2024年12月9日(月)

Wedge OPINION

2023年9月25日

 円安が終わらない。2023年上半期(1~6月)を振り返れば、米連邦準備制度理事会(FRB)の利上げ幅縮小、停止、利下げ観測の台頭に加え、日銀が実質的にイールドカーブ・コントロール(YCC)を解消するなど、内外金利環境は22年に比べれば明らかに円高を支持したが、円安相場は終息しなかった。これは金利ばかり見て相場を語る旧来的なアプローチの敗北に思える。

 確かに、従来は日米金利差(端的には米金利)を追うことでドル円相場の軌道は一定程度読むことができたが昨年来、筆者はそうした時代はある程度終わった可能性があるとの立場を貫いてきた。年末年始時点で円安予想だったのは筆者を含め、極めて限られた市場参加者であったと記憶する。

 円相場を考える上では内外金利差に加え、需給構造の変化を考慮する重要性が大いに増している。確かに23年に入ってから経常収支や貿易収支といった日本への外貨流出入を示す統計の改善が再三報じられている。包括的な外貨の需給動向を示す経常収支を見ると、23年上半期で約8兆円と前年同期(約7.2兆円)から増加している。

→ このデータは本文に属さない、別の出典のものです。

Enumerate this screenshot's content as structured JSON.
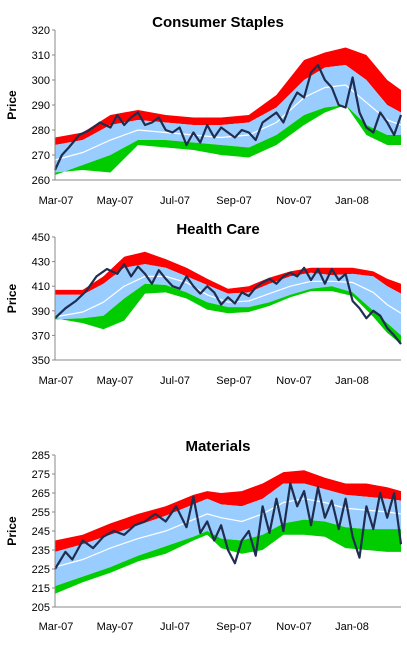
{
  "chart_data": [
    {
      "type": "area",
      "title": "Consumer Staples",
      "ylabel": "Price",
      "ylim": [
        260,
        320
      ],
      "yticks": [
        260,
        270,
        280,
        290,
        300,
        310,
        320
      ],
      "xticks": [
        "Mar-07",
        "May-07",
        "Jul-07",
        "Sep-07",
        "Nov-07",
        "Jan-08"
      ],
      "grid": false,
      "colors": {
        "upper_band": "#ff0000",
        "inner_band": "#99ccff",
        "lower_band": "#00cc00",
        "mean_line": "#ffffff",
        "price_line": "#1f2d4f"
      },
      "bands": {
        "x": [
          0,
          0.08,
          0.16,
          0.24,
          0.32,
          0.4,
          0.48,
          0.56,
          0.64,
          0.72,
          0.78,
          0.84,
          0.9,
          0.96,
          1.0
        ],
        "red_top": [
          277,
          279,
          286,
          288,
          286,
          285,
          285,
          286,
          294,
          308,
          311,
          313,
          310,
          300,
          296
        ],
        "blue_top": [
          274,
          276,
          282,
          284,
          283,
          282,
          282,
          283,
          289,
          300,
          305,
          306,
          300,
          290,
          287
        ],
        "mean": [
          268,
          271,
          276,
          280,
          279,
          278,
          277,
          278,
          283,
          293,
          297,
          298,
          291,
          284,
          282
        ],
        "blue_bot": [
          262,
          266,
          270,
          276,
          276,
          275,
          274,
          273,
          278,
          286,
          289,
          290,
          282,
          278,
          278
        ],
        "green_bot": [
          263,
          264,
          263,
          274,
          273,
          272,
          270,
          269,
          274,
          282,
          287,
          290,
          278,
          274,
          274
        ]
      },
      "price": {
        "x": [
          0,
          0.02,
          0.04,
          0.07,
          0.1,
          0.13,
          0.16,
          0.18,
          0.2,
          0.22,
          0.24,
          0.26,
          0.28,
          0.3,
          0.32,
          0.34,
          0.36,
          0.38,
          0.4,
          0.42,
          0.44,
          0.46,
          0.48,
          0.5,
          0.52,
          0.54,
          0.56,
          0.58,
          0.6,
          0.62,
          0.64,
          0.66,
          0.68,
          0.7,
          0.72,
          0.74,
          0.76,
          0.78,
          0.8,
          0.82,
          0.84,
          0.86,
          0.88,
          0.9,
          0.92,
          0.94,
          0.96,
          0.98,
          1.0
        ],
        "y": [
          264,
          270,
          273,
          278,
          280,
          283,
          281,
          286,
          282,
          285,
          287,
          282,
          283,
          285,
          280,
          279,
          281,
          274,
          279,
          275,
          282,
          277,
          281,
          279,
          277,
          280,
          279,
          276,
          283,
          285,
          287,
          283,
          290,
          295,
          293,
          303,
          306,
          300,
          297,
          290,
          289,
          301,
          287,
          281,
          279,
          287,
          283,
          278,
          286
        ]
      }
    },
    {
      "type": "area",
      "title": "Health Care",
      "ylabel": "Price",
      "ylim": [
        350,
        450
      ],
      "yticks": [
        350,
        370,
        390,
        410,
        430,
        450
      ],
      "xticks": [
        "Mar-07",
        "May-07",
        "Jul-07",
        "Sep-07",
        "Nov-07",
        "Jan-08"
      ],
      "grid": false,
      "colors": {
        "upper_band": "#ff0000",
        "inner_band": "#99ccff",
        "lower_band": "#00cc00",
        "mean_line": "#ffffff",
        "price_line": "#1f2d4f"
      },
      "bands": {
        "x": [
          0,
          0.08,
          0.14,
          0.2,
          0.26,
          0.32,
          0.38,
          0.44,
          0.5,
          0.56,
          0.62,
          0.68,
          0.74,
          0.8,
          0.86,
          0.92,
          0.96,
          1.0
        ],
        "red_top": [
          407,
          407,
          418,
          434,
          438,
          432,
          425,
          416,
          408,
          410,
          417,
          422,
          425,
          425,
          425,
          422,
          416,
          412
        ],
        "blue_top": [
          403,
          403,
          412,
          425,
          428,
          425,
          418,
          411,
          404,
          405,
          412,
          418,
          421,
          419,
          420,
          418,
          410,
          404
        ],
        "mean": [
          385,
          389,
          397,
          410,
          418,
          418,
          413,
          403,
          397,
          398,
          404,
          410,
          414,
          414,
          413,
          405,
          395,
          388
        ],
        "blue_bot": [
          383,
          384,
          386,
          400,
          412,
          411,
          405,
          397,
          393,
          393,
          397,
          403,
          408,
          410,
          405,
          390,
          380,
          370
        ],
        "green_bot": [
          384,
          380,
          375,
          382,
          404,
          405,
          400,
          391,
          388,
          389,
          394,
          401,
          406,
          406,
          402,
          385,
          372,
          363
        ]
      },
      "price": {
        "x": [
          0,
          0.03,
          0.06,
          0.09,
          0.12,
          0.15,
          0.18,
          0.2,
          0.22,
          0.24,
          0.26,
          0.28,
          0.3,
          0.32,
          0.34,
          0.36,
          0.38,
          0.4,
          0.42,
          0.44,
          0.46,
          0.48,
          0.5,
          0.52,
          0.54,
          0.56,
          0.58,
          0.6,
          0.62,
          0.64,
          0.66,
          0.68,
          0.7,
          0.72,
          0.74,
          0.76,
          0.78,
          0.8,
          0.82,
          0.84,
          0.86,
          0.88,
          0.9,
          0.92,
          0.94,
          0.96,
          0.98,
          1.0
        ],
        "y": [
          384,
          392,
          398,
          406,
          418,
          424,
          420,
          428,
          418,
          426,
          420,
          412,
          423,
          416,
          410,
          408,
          418,
          410,
          404,
          410,
          405,
          395,
          401,
          396,
          405,
          402,
          409,
          413,
          416,
          412,
          418,
          421,
          418,
          425,
          415,
          424,
          412,
          424,
          415,
          420,
          398,
          392,
          384,
          390,
          386,
          376,
          370,
          363
        ]
      }
    },
    {
      "type": "area",
      "title": "Materials",
      "ylabel": "Price",
      "ylim": [
        205,
        285
      ],
      "yticks": [
        205,
        215,
        225,
        235,
        245,
        255,
        265,
        275,
        285
      ],
      "xticks": [
        "Mar-07",
        "May-07",
        "Jul-07",
        "Sep-07",
        "Nov-07",
        "Jan-08"
      ],
      "grid": false,
      "colors": {
        "upper_band": "#ff0000",
        "inner_band": "#99ccff",
        "lower_band": "#00cc00",
        "mean_line": "#ffffff",
        "price_line": "#1f2d4f"
      },
      "bands": {
        "x": [
          0,
          0.08,
          0.16,
          0.24,
          0.32,
          0.4,
          0.44,
          0.48,
          0.54,
          0.6,
          0.66,
          0.72,
          0.78,
          0.84,
          0.9,
          0.96,
          1.0
        ],
        "red_top": [
          240,
          243,
          249,
          254,
          258,
          264,
          266,
          265,
          266,
          270,
          276,
          277,
          273,
          270,
          270,
          268,
          266
        ],
        "blue_top": [
          234,
          238,
          243,
          248,
          253,
          259,
          262,
          259,
          258,
          262,
          270,
          270,
          267,
          264,
          263,
          262,
          261
        ],
        "mean": [
          226,
          230,
          236,
          241,
          245,
          251,
          254,
          252,
          250,
          254,
          260,
          262,
          260,
          257,
          256,
          255,
          254
        ],
        "blue_bot": [
          216,
          221,
          226,
          232,
          237,
          242,
          245,
          241,
          240,
          243,
          249,
          251,
          250,
          247,
          246,
          246,
          246
        ],
        "green_bot": [
          212,
          218,
          223,
          229,
          233,
          240,
          243,
          236,
          233,
          235,
          243,
          243,
          242,
          236,
          235,
          234,
          234
        ]
      },
      "price": {
        "x": [
          0,
          0.03,
          0.05,
          0.08,
          0.11,
          0.14,
          0.17,
          0.2,
          0.23,
          0.26,
          0.29,
          0.32,
          0.35,
          0.38,
          0.4,
          0.42,
          0.44,
          0.46,
          0.48,
          0.5,
          0.52,
          0.54,
          0.56,
          0.58,
          0.6,
          0.62,
          0.64,
          0.66,
          0.68,
          0.7,
          0.72,
          0.74,
          0.76,
          0.78,
          0.8,
          0.82,
          0.84,
          0.86,
          0.88,
          0.9,
          0.92,
          0.94,
          0.96,
          0.98,
          1.0
        ],
        "y": [
          225,
          234,
          230,
          240,
          236,
          242,
          245,
          243,
          248,
          250,
          254,
          250,
          258,
          247,
          263,
          244,
          250,
          240,
          248,
          235,
          228,
          240,
          245,
          232,
          258,
          244,
          262,
          245,
          270,
          258,
          266,
          248,
          268,
          252,
          261,
          246,
          262,
          242,
          231,
          258,
          246,
          265,
          252,
          265,
          238
        ]
      }
    }
  ]
}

円安の動向は日米金利差だけではなく、キャッシュフローにも注目するべきではないか(PASHALGNATOV/GETTYIMAGES)

 だが、こうした経常収支の改善傾向と円相場の動向は全く噛み合っていない。周知の通り、23年は年初来、円安が続いているからだ。ちなみに円安で大騒ぎした22年も経常収支は通年で見れば11.5兆円の黒字だったが、それでも円は対ドルで最大マイナス(以下、▲)30%以上も下落した。仮に日本の経常黒字が数字通りの円買い圧力となるならばここまで円安にならないはずだというのが筆者の問題意識である。

 なぜ経常黒字を抱えながら円安が続くのか。経常収支と為替の関係を考察する上では統計上の数字よりも、実務上のお金の流れ、いわゆるキャッシュフロー(以下、CF)の仕上がりが重要になる。以下ではこれを検証する。